Direktur Utama PLN Batam, Muhammad Irwansyah Putra, mengungkapkan bahwa proyek ini merupakan bagian dari upaya PLN untuk mendukung Indonesia mencapai target Net Zero Emission (NZE) pada 2060.

“Insha Allah, hari ini 9 Agustus 2024, PLTS 100 MWp Tata Jabar sudah bisa commissioning,” katanya dalam siaran pers resmi, Jumat (9/8/2024).

Irwansyah menjelaskan bahwa pembangunan PLTS ini menggunakan panel surya sebanyak 170.000 modul yang tersebar pada area seluas lebih dari 85 hektar di lima lokasi di kawasan Kota Bukit Indah Industrial City. Proyek ini menandai tonggak penting dalam eksploitasi energi matahari di Indonesia.

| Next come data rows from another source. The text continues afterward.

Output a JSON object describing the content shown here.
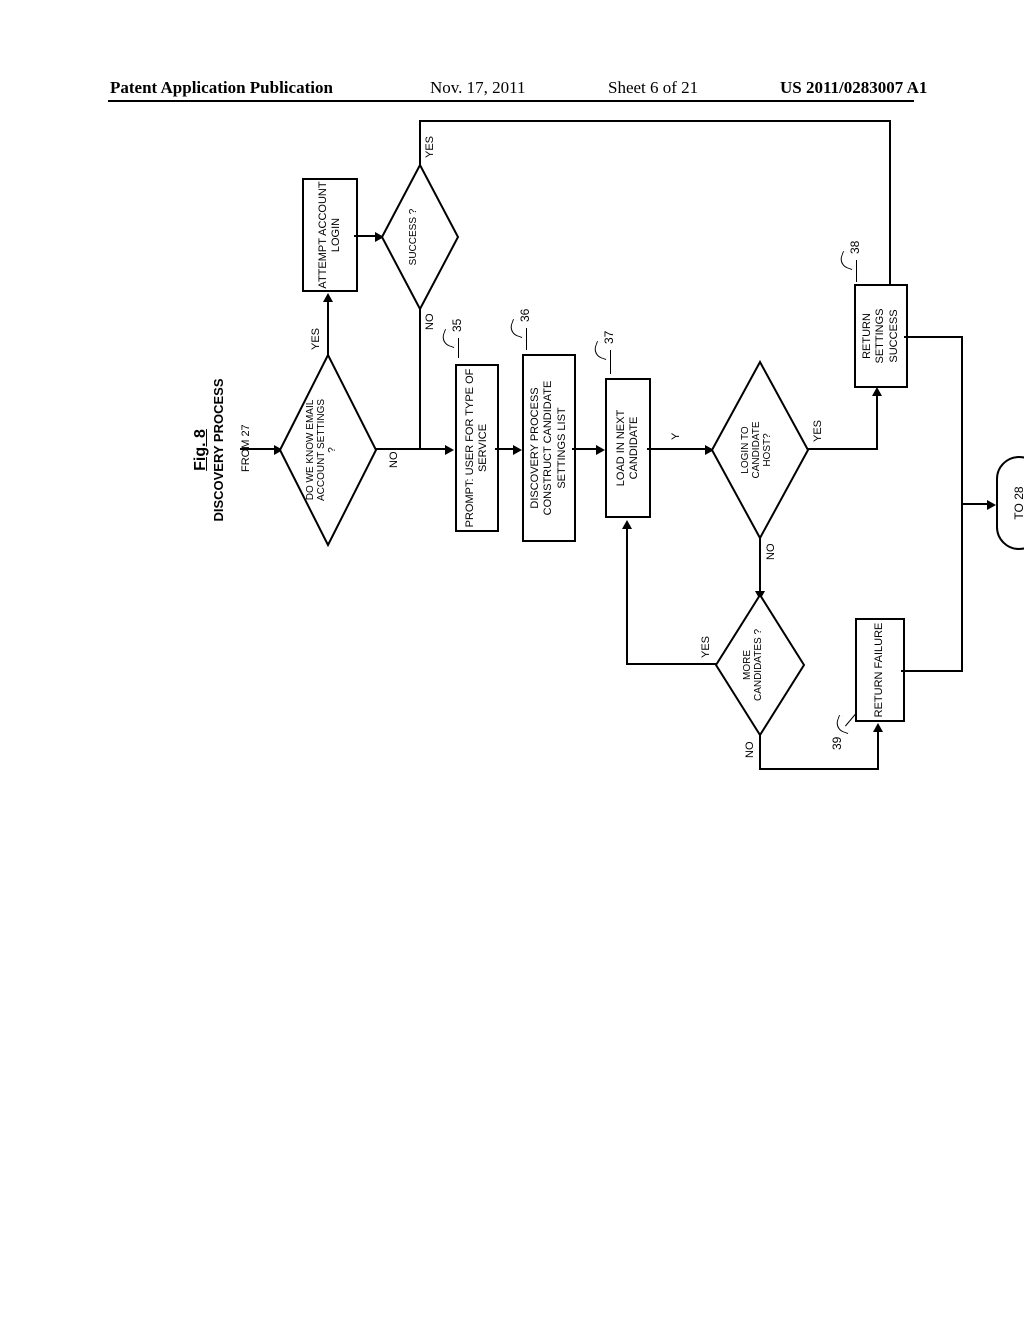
{
  "header": {
    "left": "Patent Application Publication",
    "date": "Nov. 17, 2011",
    "sheet": "Sheet 6 of 21",
    "pubno": "US 2011/0283007 A1"
  },
  "fig": {
    "num": "Fig. 8",
    "title": "DISCOVERY PROCESS"
  },
  "from": "FROM 27",
  "to": "TO 28",
  "nodes": {
    "d_know": "DO WE KNOW\nEMAIL ACCOUNT\nSETTINGS\n?",
    "attempt": "ATTEMPT\nACCOUNT\nLOGIN",
    "d_success": "SUCCESS\n?",
    "prompt": "PROMPT: USER FOR\nTYPE OF SERVICE",
    "construct": "DISCOVERY PROCESS\nCONSTRUCT CANDIDATE\nSETTINGS LIST",
    "loadnext": "LOAD IN NEXT\nCANDIDATE",
    "d_login": "LOGIN TO\nCANDIDATE\nHOST?",
    "d_more": "MORE\nCANDIDATES\n?",
    "ret_success": "RETURN\nSETTINGS\nSUCCESS",
    "ret_fail": "RETURN\nFAILURE"
  },
  "edges": {
    "yes": "YES",
    "no": "NO",
    "y": "Y"
  },
  "refs": {
    "r35": "35",
    "r36": "36",
    "r37": "37",
    "r38": "38",
    "r39": "39"
  },
  "chart_data": {
    "type": "flowchart",
    "title": "Fig. 8 — DISCOVERY PROCESS",
    "entry": "FROM 27",
    "exit": "TO 28",
    "nodes": [
      {
        "id": "from27",
        "kind": "offpage",
        "label": "FROM 27"
      },
      {
        "id": "know",
        "kind": "decision",
        "label": "DO WE KNOW EMAIL ACCOUNT SETTINGS ?"
      },
      {
        "id": "attempt",
        "kind": "process",
        "label": "ATTEMPT ACCOUNT LOGIN"
      },
      {
        "id": "success",
        "kind": "decision",
        "label": "SUCCESS ?"
      },
      {
        "id": "prompt",
        "kind": "process",
        "label": "PROMPT: USER FOR TYPE OF SERVICE",
        "ref": 35
      },
      {
        "id": "construct",
        "kind": "process",
        "label": "DISCOVERY PROCESS CONSTRUCT CANDIDATE SETTINGS LIST",
        "ref": 36
      },
      {
        "id": "loadnext",
        "kind": "process",
        "label": "LOAD IN NEXT CANDIDATE",
        "ref": 37
      },
      {
        "id": "loginhost",
        "kind": "decision",
        "label": "LOGIN TO CANDIDATE HOST?"
      },
      {
        "id": "more",
        "kind": "decision",
        "label": "MORE CANDIDATES ?"
      },
      {
        "id": "retsucc",
        "kind": "process",
        "label": "RETURN SETTINGS SUCCESS",
        "ref": 38
      },
      {
        "id": "retfail",
        "kind": "process",
        "label": "RETURN FAILURE",
        "ref": 39
      },
      {
        "id": "to28",
        "kind": "terminator",
        "label": "TO 28"
      }
    ],
    "edges": [
      {
        "from": "from27",
        "to": "know"
      },
      {
        "from": "know",
        "to": "attempt",
        "label": "YES"
      },
      {
        "from": "know",
        "to": "prompt",
        "label": "NO"
      },
      {
        "from": "attempt",
        "to": "success"
      },
      {
        "from": "success",
        "to": "retsucc",
        "label": "YES"
      },
      {
        "from": "success",
        "to": "prompt",
        "label": "NO"
      },
      {
        "from": "prompt",
        "to": "construct"
      },
      {
        "from": "construct",
        "to": "loadnext"
      },
      {
        "from": "loadnext",
        "to": "loginhost",
        "label": "Y"
      },
      {
        "from": "loginhost",
        "to": "retsucc",
        "label": "YES"
      },
      {
        "from": "loginhost",
        "to": "more",
        "label": "NO"
      },
      {
        "from": "more",
        "to": "loadnext",
        "label": "YES"
      },
      {
        "from": "more",
        "to": "retfail",
        "label": "NO"
      },
      {
        "from": "retsucc",
        "to": "to28"
      },
      {
        "from": "retfail",
        "to": "to28"
      }
    ]
  }
}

Sementara itu, Direktur Perencanaan Korporat dan Pengembangan Bisnis PLN Persero, Hartanto Wibowo, menyebutkan bahwa pembangunan PLTS Tata Jabar selesai lebih cepat daripada target yang ditetapkan.

“Ini adalah legacy yang patut dibanggakan. Pembangunan PLTS 100 MWp Tata Jabar adalah PLTS ground mounted terbesar di Indonesia yang menggunakan teknologi termutakhir dan merupakan proyek dengan pembangunan tercepat,” jelasnya.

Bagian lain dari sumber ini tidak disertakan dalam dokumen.